Je lui jetai un coup d'œil. Mon beau-père avait une fâcheuse tendance à me prendre pour son bon pote, multipliant les accolades et manquant de me faire tomber à chaque fois. Comparé à Ren, subtil et louvoyant comme un chat dans sa façon d'occuper l'espace, l'aura de Śimrod m'évoquait parfois celle de l'orc Roggbrudakh.
— Ces ylfes sombres sont tout de même bien outillés, observa Isolda avec sa bonhommie habituelle. Je le sais, pour avoir échappé aux avances du bicolore, pas plus tard qu'hier.
Ren, Śimrod et moi échangeâmes un regard.
— J'irai lui dire un mot, à celui-là, décida Śimrod en fronçant les sourcils. Personnellement, le seul dorśari que j'ai jamais vu nu était une femelle (Il jeta un regard en biais à son fils, qui ne réagit pas). Mais je sais que les Niśven sont connus pour la finesse et la noblesse de leur constitution. Pour leur grande taille, aussi, alors on ne peut présager de rien !

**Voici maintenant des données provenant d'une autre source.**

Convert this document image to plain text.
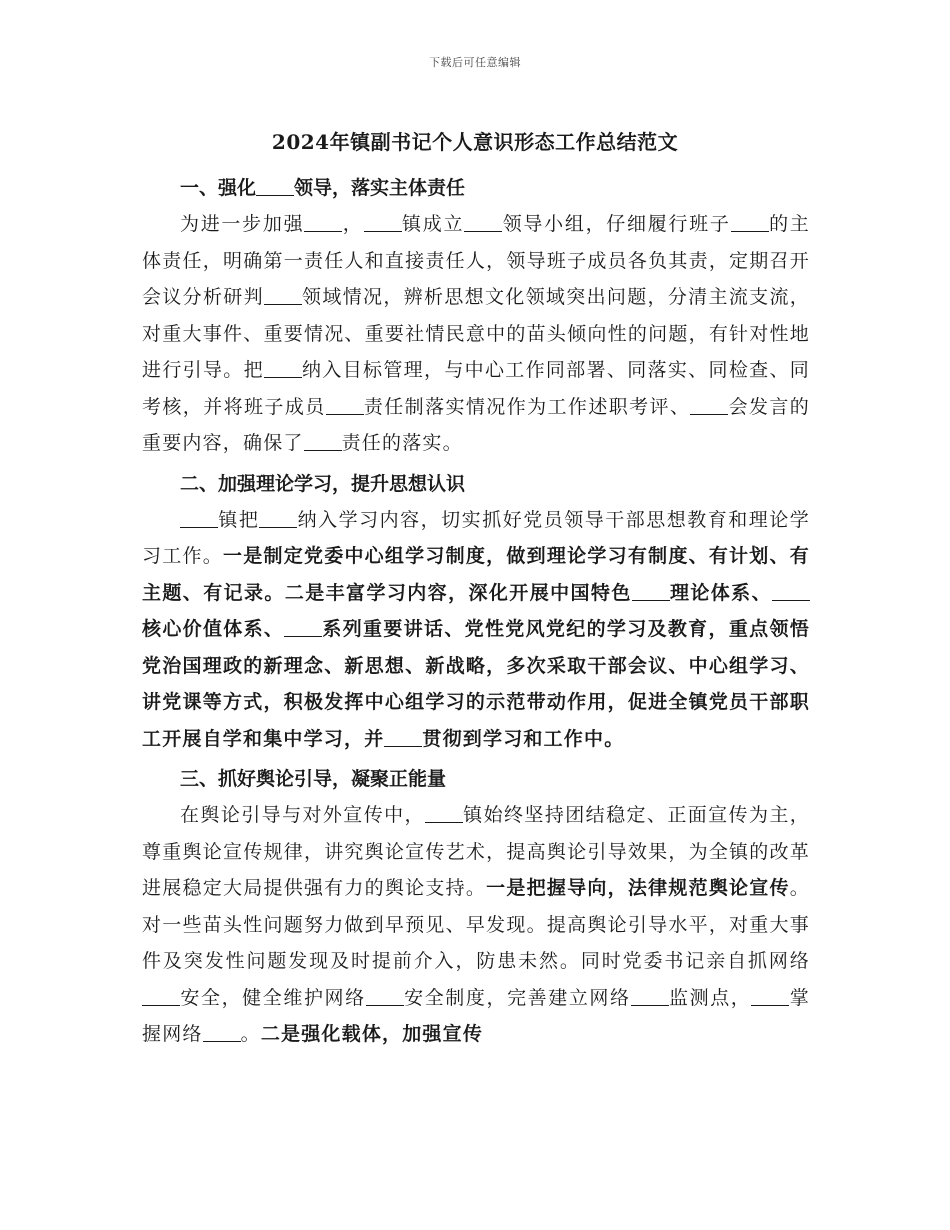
下载后可任意编辑
2024年镇副书记个人意识形态工作总结范文
一、强化 领导，落实主体责任

为进一步加强 ， 镇成立 领导小组，仔细履行班子 的主体责任，明确第一责任人和直接责任人，领导班子成员各负其责，定期召开会议分析研判 领域情况，辨析思想文化领域突出问题，分清主流支流，对重大事件、重要情况、重要社情民意中的苗头倾向性的问题，有针对性地进行引导。把 纳入目标管理，与中心工作同部署、同落实、同检查、同考核，并将班子成员 责任制落实情况作为工作述职考评、 会发言的重要内容，确保了 责任的落实。

二、加强理论学习，提升思想认识

镇把 纳入学习内容，切实抓好党员领导干部思想教育和理论学习工作。一是制定党委中心组学习制度，做到理论学习有制度、有计划、有主题、有记录。二是丰富学习内容，深化开展中国特色 理论体系、核心价值体系、 系列重要讲话、党性党风党纪的学习及教育，重点领悟党治国理政的新理念、新思想、新战略，多次采取干部会议、中心组学习、讲党课等方式，积极发挥中心组学习的示范带动作用，促进全镇党员干部职工开展自学和集中学习，并 贯彻到学习和工作中。

三、抓好舆论引导，凝聚正能量

在舆论引导与对外宣传中， 镇始终坚持团结稳定、正面宣传为主，尊重舆论宣传规律，讲究舆论宣传艺术，提高舆论引导效果，为全镇的改革进展稳定大局提供强有力的舆论支持。一是把握导向，法律规范舆论宣传。对一些苗头性问题努力做到早预见、早发现。提高舆论引导水平，对重大事件及突发性问题发现及时提前介入，防患未然。同时党委书记亲自抓网络安全，健全维护网络 安全制度，完善建立网络 监测点， 掌握网络 。二是强化载体，加强宣传
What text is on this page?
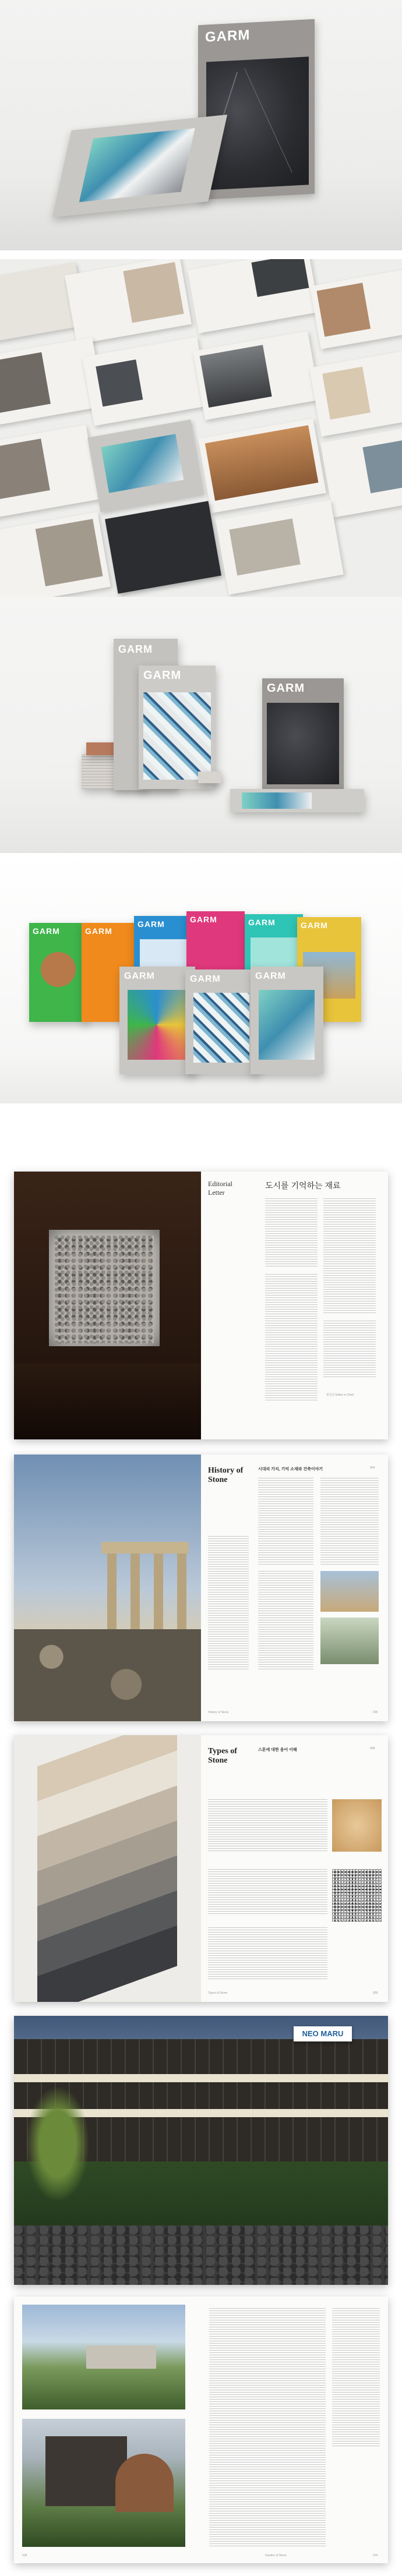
GARM
GARM
GARM
GARM
GARM	GARM
GARM	GARM	GARM	GARM
GARM	GARM	GARM
Editorial Letter
도시를 기억하는 재료
편집장 Editor in Chief
History of Stone
시대의 가치, 기억 소재와 건축이야기	004
History of Stone	005
Types of Stone
스톤에 대한 용어 이해	008
Types of Stone	009
NEO MARU
018	Garden of Stone	019
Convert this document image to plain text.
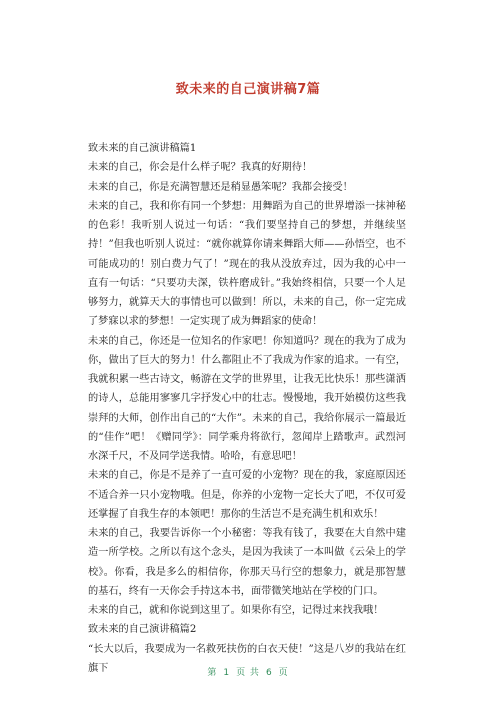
致未来的自己演讲稿7篇

致未来的自己演讲稿篇1

未来的自己，你会是什么样子呢？我真的好期待！

未来的自己，你是充满智慧还是稍显愚笨呢？我都会接受！

未来的自己，我和你有同一个梦想：用舞蹈为自己的世界增添一抹神秘的色彩！我听别人说过一句话：“我们要坚持自己的梦想，并继续坚持！”但我也听别人说过：“就你就算你请来舞蹈大师——孙悟空，也不可能成功的！别白费力气了！”现在的我从没放弃过，因为我的心中一直有一句话：“只要功夫深，铁杵磨成针。”我始终相信，只要一个人足够努力，就算天大的事情也可以做到！所以，未来的自己，你一定完成了梦寐以求的梦想！一定实现了成为舞蹈家的使命！

未来的自己，你还是一位知名的作家吧！你知道吗？现在的我为了成为你，做出了巨大的努力！什么都阻止不了我成为作家的追求。一有空，我就积累一些古诗文，畅游在文学的世界里，让我无比快乐！那些潇洒的诗人，总能用寥寥几字抒发心中的壮志。慢慢地，我开始模仿这些我崇拜的大师，创作出自己的“大作”。未来的自己，我给你展示一篇最近的“佳作”吧！《赠同学》：同学乘舟将欲行，忽闻岸上踏歌声。武烈河水深千尺，不及同学送我情。哈哈，有意思吧！

未来的自己，你是不是养了一直可爱的小宠物？现在的我，家庭原因还不适合养一只小宠物哦。但是，你养的小宠物一定长大了吧，不仅可爱还掌握了自我生存的本领吧！那你的生活岂不是充满生机和欢乐！

未来的自己，我要告诉你一个小秘密：等我有钱了，我要在大自然中建造一所学校。之所以有这个念头，是因为我读了一本叫做《云朵上的学校》。你看，我是多么的相信你，你那天马行空的想象力，就是那智慧的基石，终有一天你会手持这本书，面带微笑地站在学校的门口。

未来的自己，就和你说到这里了。如果你有空，记得过来找我哦！

致未来的自己演讲稿篇2

“长大以后，我要成为一名救死扶伤的白衣天使！”这是八岁的我站在红旗下	第 1 页 共 6 页
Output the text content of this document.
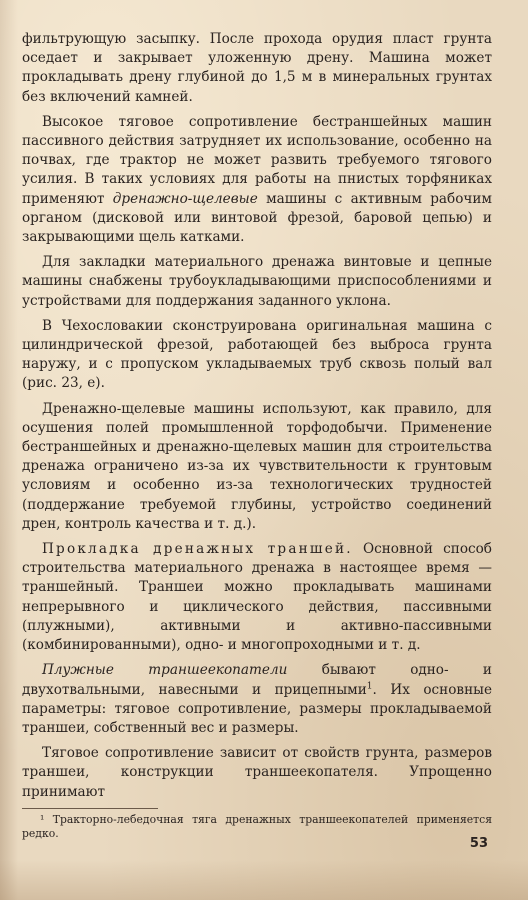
фильтрующую засыпку. После прохода орудия пласт грунта оседает и закрывает уложенную дрену. Машина может прокладывать дрену глубиной до 1,5 м в минеральных грунтах без включений камней.

Высокое тяговое сопротивление бестраншейных машин пассивного действия затрудняет их использование, особенно на почвах, где трактор не может развить требуемого тягового усилия. В таких условиях для работы на пнистых торфяниках применяют дренажно-щелевые машины с активным рабочим органом (дисковой или винтовой фрезой, баровой цепью) и закрывающими щель катками.

Для закладки материального дренажа винтовые и цепные машины снабжены трубоукладывающими приспособлениями и устройствами для поддержания заданного уклона.

В Чехословакии сконструирована оригинальная машина с цилиндрической фрезой, работающей без выброса грунта наружу, и с пропуском укладываемых труб сквозь полый вал (рис. 23, е).

Дренажно-щелевые машины используют, как правило, для осушения полей промышленной торфодобычи. Применение бестраншейных и дренажно-щелевых машин для строительства дренажа ограничено из-за их чувствительности к грунтовым условиям и особенно из-за технологических трудностей (поддержание требуемой глубины, устройство соединений дрен, контроль качества и т. д.).

Прокладка дренажных траншей. Основной способ строительства материального дренажа в настоящее время — траншейный. Траншеи можно прокладывать машинами непрерывного и циклического действия, пассивными (плужными), активными и активно-пассивными (комбинированными), одно- и многопроходными и т. д.

Плужные траншеекопатели	бывают одно- и двухотвальными, навесными и прицепными$^1$. Их основные параметры: тяговое сопротивление, размеры прокладываемой траншеи, собственный вес и размеры.

Тяговое сопротивление зависит от свойств грунта, размеров траншеи, конструкции траншеекопателя. Упрощенно принимают

¹ Тракторно-лебедочная тяга дренажных траншеекопателей применяется редко.

53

Je n'avais pas vraiment envie de savoir, ayant toujours regardé ailleurs lorsqu'Uriel agitait son joujou sous mes yeux. Śimrod surprit mon regard et s'adressa directement à moi :
— Alors, tu sais pourquoi les dorśari portent leurs armes directement sur leurs armures, en s'encombrant de lames aussi lourdes ?
Je secouai la tête.
— Pour inspirer la peur, je suppose ? tentai-je.
— Il y a de cela, oui... Mais ce n'est pas la raison principale. À force de se complaire dans le vice, ils ont perdu leurs aptitudes à faire des configurations. Ils sont incapables de forger et de manier un sigil. C'est pour cela, également, que la rumeur les dit plus forts physiquement et plus grands que les autres ædhil... La rumeur, j'insiste sur ce point !
Isolda leva un œil tranquille sur Śimrod. Aussi grand qu'Uriel, il faisait également le double, en corpulence, de ce dernier. Et pourtant, il était capable de faire des configurations.
J'hésitai à faire un petit geste à Ren pour attirer son attention sur la façon dont la jeune humaine regardait son père. Mais, n'étant pas certaine de sa réaction, j'y renonçai. Du reste, Ren tournait déjà le dos à la parade, et à nous.
— Allons voir comment se porte le père de Naradryan, proposa-t-il.
Je jetai un dernier regard aux dorśari. Le « Soleil Noir », Tamyan Niśven, venait de passer devant nous, suivi d'une phalange de chasseurs au profil cruel et féroce, tous vêtus de cette armure sombre, le shynawil porté sur une épaule. Il fallait reconnaître qu'ils avaient de l'allure.
— C'est mon cousin, pavoisa Lathelennil d'une voix exsudant la fierté. Le plus beau mâle de Dorśa, « à l'image parfaite de la nuit »... Regardez !
Toute la compagnie se retourna. Le général Tamyan Niśven avait gardé son heaume cornu d'un noir pur, l'usure de la bataille révélant ci et là l'éclat argenté de l'iridium sur les angles acérés du masque de guerre. Mais sur ses épaules cascadaient des flots de soie onyx, une chevelure si belle qu'elle en paraissait fausse. Et il était vrai que tous les badauds, moi la première, ouvrirent des yeux émerveillés sur la longue main d'un blanc parfait qui vint rejeter négligemment en arrière une mèche de cette bannière de jais.